In the wake of the Paris attacks, Governor Abbott has issued a press release stating that Texas will not accept any refugees from Syria, a common position among U.S. governors. His statement invites three questions: can governors do that; what can governors do; and what should governors do?
The answer to the first question is “No.” The Constitution reserves foreign policy powers to the President and the Senate, and federal laws allow the President to admit refugees. Once a refugee is admitted into the U.S., the Constitution guarantees free movement, and the fourteenth amendment and federal law prohibit targeting based on national origin. If the Syrian is a refugee as defined by international law, federal treaties are one more reason a State cannot resist.

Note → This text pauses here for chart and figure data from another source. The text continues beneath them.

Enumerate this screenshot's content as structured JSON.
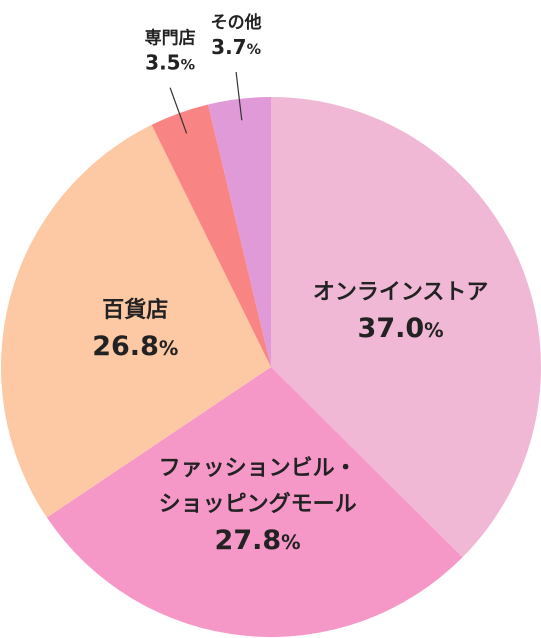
{
  "chart_data": {
    "type": "pie",
    "title": "",
    "slices": [
      {
        "name": "オンラインストア",
        "value": 37.0,
        "label": "37.0",
        "color": "#f0b8d4"
      },
      {
        "name": "ファッションビル・ショッピングモール",
        "name_lines": [
          "ファッションビル・",
          "ショッピングモール"
        ],
        "value": 27.8,
        "label": "27.8",
        "color": "#f598c8"
      },
      {
        "name": "百貨店",
        "value": 26.8,
        "label": "26.8",
        "color": "#fdc8a4"
      },
      {
        "name": "専門店",
        "value": 3.5,
        "label": "3.5",
        "color": "#f98484"
      },
      {
        "name": "その他",
        "value": 3.7,
        "label": "3.7",
        "color": "#e09ad8"
      }
    ],
    "unit": "%",
    "start": "12 o'clock",
    "direction": "clockwise"
  }
}
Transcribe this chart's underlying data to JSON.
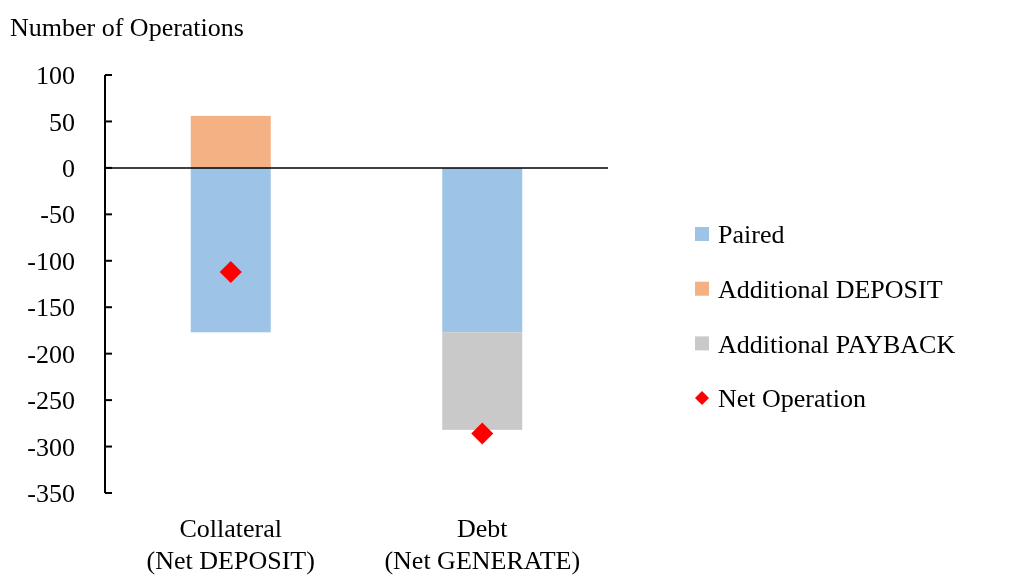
{
  "chart_data": {
    "type": "bar",
    "ylabel": "Number of Operations",
    "categories": [
      "Collateral\n(Net DEPOSIT)",
      "Debt\n(Net GENERATE)"
    ],
    "stacked": true,
    "series": [
      {
        "name": "Paired",
        "color": "#9dc3e6",
        "values": [
          -177,
          -177
        ]
      },
      {
        "name": "Additional DEPOSIT",
        "color": "#f4b183",
        "values": [
          56,
          null
        ]
      },
      {
        "name": "Additional PAYBACK",
        "color": "#c9c9c9",
        "values": [
          null,
          -105
        ]
      },
      {
        "name": "Net Operation",
        "type": "scatter",
        "color": "#ff0000",
        "marker": "diamond",
        "x": [
          "Collateral\n(Net DEPOSIT)",
          "Debt\n(Net GENERATE)"
        ],
        "values": [
          -112,
          -286
        ]
      }
    ],
    "ylim": [
      -350,
      100
    ],
    "yticks": [
      -350,
      -300,
      -250,
      -200,
      -150,
      -100,
      -50,
      0,
      50,
      100
    ],
    "legend": "right"
  }
}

For example, many Syrians could be religious refugees with a treaty right to remain in the U.S. because of the monstrosity of groups like ISIL.

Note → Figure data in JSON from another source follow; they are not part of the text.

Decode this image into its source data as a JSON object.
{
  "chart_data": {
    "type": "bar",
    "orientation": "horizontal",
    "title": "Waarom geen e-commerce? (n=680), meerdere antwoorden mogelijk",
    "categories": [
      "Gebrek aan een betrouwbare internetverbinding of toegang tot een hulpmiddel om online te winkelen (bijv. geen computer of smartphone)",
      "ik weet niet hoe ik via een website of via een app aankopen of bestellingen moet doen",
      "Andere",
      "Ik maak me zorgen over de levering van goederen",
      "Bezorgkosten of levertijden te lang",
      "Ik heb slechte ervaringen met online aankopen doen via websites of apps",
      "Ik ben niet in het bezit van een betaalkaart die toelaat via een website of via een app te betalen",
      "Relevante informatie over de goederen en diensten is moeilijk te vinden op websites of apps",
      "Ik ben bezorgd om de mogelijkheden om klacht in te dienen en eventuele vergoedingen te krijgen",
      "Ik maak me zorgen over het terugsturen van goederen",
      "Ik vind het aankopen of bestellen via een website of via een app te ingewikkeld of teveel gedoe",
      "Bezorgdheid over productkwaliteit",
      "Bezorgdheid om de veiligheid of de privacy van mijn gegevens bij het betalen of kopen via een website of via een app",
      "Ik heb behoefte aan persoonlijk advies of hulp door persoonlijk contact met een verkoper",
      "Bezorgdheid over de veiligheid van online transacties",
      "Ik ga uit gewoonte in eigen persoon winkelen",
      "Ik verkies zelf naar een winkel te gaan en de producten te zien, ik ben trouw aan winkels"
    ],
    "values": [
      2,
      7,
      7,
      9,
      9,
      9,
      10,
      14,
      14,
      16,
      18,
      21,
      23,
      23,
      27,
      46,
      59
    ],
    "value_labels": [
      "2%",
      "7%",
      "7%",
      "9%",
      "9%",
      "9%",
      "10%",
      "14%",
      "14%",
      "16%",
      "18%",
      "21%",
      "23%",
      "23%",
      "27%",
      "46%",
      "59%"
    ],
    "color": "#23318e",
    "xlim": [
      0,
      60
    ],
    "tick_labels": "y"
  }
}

The answer to the second question is that a State can either cooperate or not. A State cannot actively usurp a federal power created by the Constitution, but the State is not required to offer its resources to assist federal policy.
The first two answers are easy; the third answer is hard. I believe that the world, including our Muslim brethren, is locked in a struggle with extremism, and I believe that liberty, more than anything else we could do, is the answer. Abbott justifies his press release on the premise that Syrians, as a group, pose a danger. But we can value individuals; we can treasure liberty. In the words of the French Resistance philosopher Albert Camus, I want my State to be part of offering these plague-stricken people some refuge against the injustices and outrage done to them, “and to state quite simply what we learn in a time of pestilence: that there are more things to admire in men than to despise.”